8.4 Where Veritau provides non-audit services (for example information governance), appropriate safeguards will be put in place to ensure audit independence and objectivity are not compromised. These safeguards include the work being performed by a separate team with different line management arrangements. Separate reporting arrangements will also be maintained. The Head of Internal Audit will report any instances where audit independence or objectivity may be compromised to the Director of Finance (Section 151 Officer) and the Audit & Governance Committee. The Head of Internal Audit will also take steps to limit any actual or perceived impairment that might occur (for example, by arranging for the audit of these services or functional activities to be overseen externally).
9 Resourcing
9.1 As part of the audit planning process the Head of Internal Audit will review the resources available to internal audit, to ensure that they are appropriate and sufficient to meet the requirement to provide an opinion on the council’s control environment. Where resources are judged to be inadequate or insufficient, recommendations to address the shortfall will be made to the Director of Finance (Section 151 Officer) and to the Audit & Governance Committee.
10 Rights of access
10.1 To enable it to fulfil its responsibilities, the council gives internal auditors employed by Veritau the authority to:
· enter all council premises or land, at any reasonable time
· have access to all data, records, documents, correspondence, or other information - in whatever form - relating to the activities of the council
· have access to any assets of the council and to require any employee of the council to produce any assets under their control
· be able to require from any employee or councillor any information or explanation necessary for the purposes of audit.

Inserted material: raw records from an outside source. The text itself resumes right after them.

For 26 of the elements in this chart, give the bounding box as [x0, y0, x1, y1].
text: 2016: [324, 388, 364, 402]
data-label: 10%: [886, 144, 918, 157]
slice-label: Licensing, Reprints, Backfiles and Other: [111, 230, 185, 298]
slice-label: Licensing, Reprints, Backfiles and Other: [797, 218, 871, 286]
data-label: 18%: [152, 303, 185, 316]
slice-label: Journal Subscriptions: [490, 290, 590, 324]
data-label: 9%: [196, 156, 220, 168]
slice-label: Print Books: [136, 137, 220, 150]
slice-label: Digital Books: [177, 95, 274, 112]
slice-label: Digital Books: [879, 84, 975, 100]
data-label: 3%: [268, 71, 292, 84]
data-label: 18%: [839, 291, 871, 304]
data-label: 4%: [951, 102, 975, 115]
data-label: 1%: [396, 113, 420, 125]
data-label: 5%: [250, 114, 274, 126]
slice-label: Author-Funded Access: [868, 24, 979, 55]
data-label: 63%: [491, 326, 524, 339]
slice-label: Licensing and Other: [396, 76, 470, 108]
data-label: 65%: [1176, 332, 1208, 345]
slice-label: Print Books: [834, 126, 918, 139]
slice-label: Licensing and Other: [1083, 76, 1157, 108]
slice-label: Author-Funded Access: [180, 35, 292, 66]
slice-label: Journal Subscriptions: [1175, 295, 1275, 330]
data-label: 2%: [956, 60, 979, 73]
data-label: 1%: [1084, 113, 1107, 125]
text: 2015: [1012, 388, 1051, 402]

10.2 Corporate directors, directors, assistant directors, heads of service, and service managers are responsible for ensuring that the rights of Veritau to access premises, records, and personnel are preserved, including where the council’s services are provided through partnership arrangements, contracts or other means.
11 Review
11.1 This charter will be reviewed periodically by the Head of Internal Audit. Any recommendations for change will be made to the Director of Finance (Section 151 Officer) and the Audit & Governance Committee, for approval.